Google recently released an online tool that allows Internet users to see how well different Internet providers in their area are able to stream videos from YouTube. By detecting a user’s location and averaging video consumption rates over the last 30 days, Google’s Video Quality Report displays a graph that shows the percentage of videos streamed properly in high or standard definition and patterns in video consumption during different times of the day.
An ISP with an “HD Verified” rating is able to stream high definition YouTube videos with quick load times at least 90 percent of the time. HD YouTube videos are usually at least 720p quality. A “Standard Definition” rated ISP is able to stream standard definition YouTube videos (360p quality) with moderate load times at least 90 percent of the time.

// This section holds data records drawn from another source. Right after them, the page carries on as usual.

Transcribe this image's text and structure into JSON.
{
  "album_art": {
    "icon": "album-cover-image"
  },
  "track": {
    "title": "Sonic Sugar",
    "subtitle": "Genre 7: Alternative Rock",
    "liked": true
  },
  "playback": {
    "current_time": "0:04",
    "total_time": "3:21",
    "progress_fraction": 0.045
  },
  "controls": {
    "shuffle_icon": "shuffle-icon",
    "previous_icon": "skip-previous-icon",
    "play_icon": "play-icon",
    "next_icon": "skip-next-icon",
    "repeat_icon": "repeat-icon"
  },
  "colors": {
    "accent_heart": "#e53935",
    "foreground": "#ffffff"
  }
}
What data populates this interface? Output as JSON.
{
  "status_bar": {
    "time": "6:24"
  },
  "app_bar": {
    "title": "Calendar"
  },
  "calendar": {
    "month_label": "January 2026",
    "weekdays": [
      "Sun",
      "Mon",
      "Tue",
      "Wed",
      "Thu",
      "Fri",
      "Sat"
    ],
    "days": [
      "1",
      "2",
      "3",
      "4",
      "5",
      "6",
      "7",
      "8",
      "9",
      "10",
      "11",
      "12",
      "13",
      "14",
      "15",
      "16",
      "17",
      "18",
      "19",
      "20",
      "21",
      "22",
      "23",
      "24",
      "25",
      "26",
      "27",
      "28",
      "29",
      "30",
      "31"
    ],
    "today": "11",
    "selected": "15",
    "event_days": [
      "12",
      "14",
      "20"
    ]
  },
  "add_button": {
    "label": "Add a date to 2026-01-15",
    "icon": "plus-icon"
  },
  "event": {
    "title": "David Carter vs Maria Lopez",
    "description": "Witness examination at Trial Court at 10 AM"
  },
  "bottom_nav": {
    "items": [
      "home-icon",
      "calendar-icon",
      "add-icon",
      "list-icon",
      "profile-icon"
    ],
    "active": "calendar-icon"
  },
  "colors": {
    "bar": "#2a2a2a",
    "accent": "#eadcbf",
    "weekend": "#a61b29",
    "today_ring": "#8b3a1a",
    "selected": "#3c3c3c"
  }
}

The new tool gives Internet users a simple way to compare local Internet providers, which will in turn, put more pressure on providers to increase their speeds and improve their product to keep up with the competition. Users will now have all the information in one simple Web site.
“To help users determine if a video streaming problem is being caused by their ISP, Google’s tool also has a number of troubleshooting tips available in addition to an interactive site that explains how video gets from YouTube to your device, through Google’s and your ISP’s network,” reports Forbes.
Netflix also has its own ISP rating system that examines Internet speeds. The “ISP Speed Index” is different from Google’s Video Quality Report in that it ranks ISPs by country and that it relies entirely on its own data based on average speeds during peak streaming hours.
According to The Wall Street Journal, “Google uses information supplied by cable and telephone companies.” Cablevision and Cox are among the top U.S. Internet providers based on Netflix’s ISP Speed Index, but including the smaller Internet service providers, Google Fiber with its ultra-fast connection speeds tops the list.